Among the two-thirds of cases for whom surgeons did recommend therapy, 31 percent of the women declined treatment and in 34 percent of cases, the women didn't refuse, but care did not ensue and the physicians could not explain why care failed to happen. Such system failures occurred more commonly among minority than white women (73 vs. 54 percent), and more commonly in women who were insured by Medicaid or were uninsured than those with Medicare or commercial insurance (54 vs. 19 percent). Women treated by a surgeon who worked closely with oncologists were less likely to experience a system failure (84 vs. 68 percent) than those treated by other surgeons.

These findings underscore the need for simultaneous development of different strategies to improve breast cancer treatments, conclude the researchers. They interviewed surgeons because surgeons typically perform the initial treatment for breast cancer, determine tumor stage, and review the findings with the patient. Their recommendations for subsequent referral to either radiation or medical oncology or willingness to prescribe hormonal therapy are pivotal.

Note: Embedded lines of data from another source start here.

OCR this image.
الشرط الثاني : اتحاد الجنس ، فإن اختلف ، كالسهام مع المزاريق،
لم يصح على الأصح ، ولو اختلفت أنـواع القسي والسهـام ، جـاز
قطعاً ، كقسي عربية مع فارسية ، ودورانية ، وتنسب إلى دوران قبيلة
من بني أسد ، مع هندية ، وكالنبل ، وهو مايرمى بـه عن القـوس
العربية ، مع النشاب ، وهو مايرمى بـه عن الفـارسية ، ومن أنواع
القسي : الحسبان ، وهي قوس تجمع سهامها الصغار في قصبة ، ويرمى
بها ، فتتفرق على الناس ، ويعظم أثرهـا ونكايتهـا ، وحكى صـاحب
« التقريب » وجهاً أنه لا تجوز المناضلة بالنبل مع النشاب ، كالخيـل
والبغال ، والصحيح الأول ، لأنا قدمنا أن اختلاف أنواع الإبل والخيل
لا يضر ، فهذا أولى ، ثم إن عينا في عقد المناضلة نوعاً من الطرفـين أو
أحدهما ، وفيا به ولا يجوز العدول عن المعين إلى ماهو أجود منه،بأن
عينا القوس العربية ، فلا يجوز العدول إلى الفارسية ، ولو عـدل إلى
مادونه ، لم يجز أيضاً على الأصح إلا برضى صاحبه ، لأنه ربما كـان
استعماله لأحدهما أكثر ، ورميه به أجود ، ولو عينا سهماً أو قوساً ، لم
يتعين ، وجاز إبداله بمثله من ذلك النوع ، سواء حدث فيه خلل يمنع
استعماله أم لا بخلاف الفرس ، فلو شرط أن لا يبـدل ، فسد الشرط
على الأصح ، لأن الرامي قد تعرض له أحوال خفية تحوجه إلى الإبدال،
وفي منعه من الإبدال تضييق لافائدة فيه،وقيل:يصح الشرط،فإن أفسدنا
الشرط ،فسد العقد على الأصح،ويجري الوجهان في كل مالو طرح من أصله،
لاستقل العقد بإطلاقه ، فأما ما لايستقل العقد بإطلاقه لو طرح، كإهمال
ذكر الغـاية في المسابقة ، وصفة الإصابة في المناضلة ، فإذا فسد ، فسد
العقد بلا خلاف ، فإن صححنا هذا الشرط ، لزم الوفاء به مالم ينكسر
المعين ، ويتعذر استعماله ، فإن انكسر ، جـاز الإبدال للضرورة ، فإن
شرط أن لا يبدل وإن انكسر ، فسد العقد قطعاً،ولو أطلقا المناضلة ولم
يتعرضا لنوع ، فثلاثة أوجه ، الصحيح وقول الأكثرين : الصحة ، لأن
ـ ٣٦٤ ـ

Yet, in many cases, surgeons were unaware whether their patient was resistant to taking adjuvant therapy (56 percent of patients), understood the risks and benefits of adjuvant treatment (54 percent), or could not tolerate adjuvant treatment (52 percent).

The study was supported in part by the Agency for Healthcare Research and Quality (HS10859).

More details are in "Lost opportunities: Physicians' reasons and disparities in breast cancer treatment," by Nina A. Bickell, M.D., M.P.H., Felice LePar, M.D., Jason J. Wang, Ph.D., and Howard Leventhal, Ph.D., in the June 20, 2007, Journal of Clinical Oncology 25(18), pp. 2516-2521.

Editor's Note: Another AHRQ-supported study on breast cancer (HS15756) describes the Breast Global Health Initiative to create an international health alliance to develop evidence-based guidelines for countries with limited resources to improve health outcomes. For more details, see: Anderson, B.O. and Carlson, R.W. (2007, March). "Guidelines for improving breast health care in limited resource countries: The breast health global initiative." Journal of the National Comprehensive Cancer Network 5(3), pp. 349-356.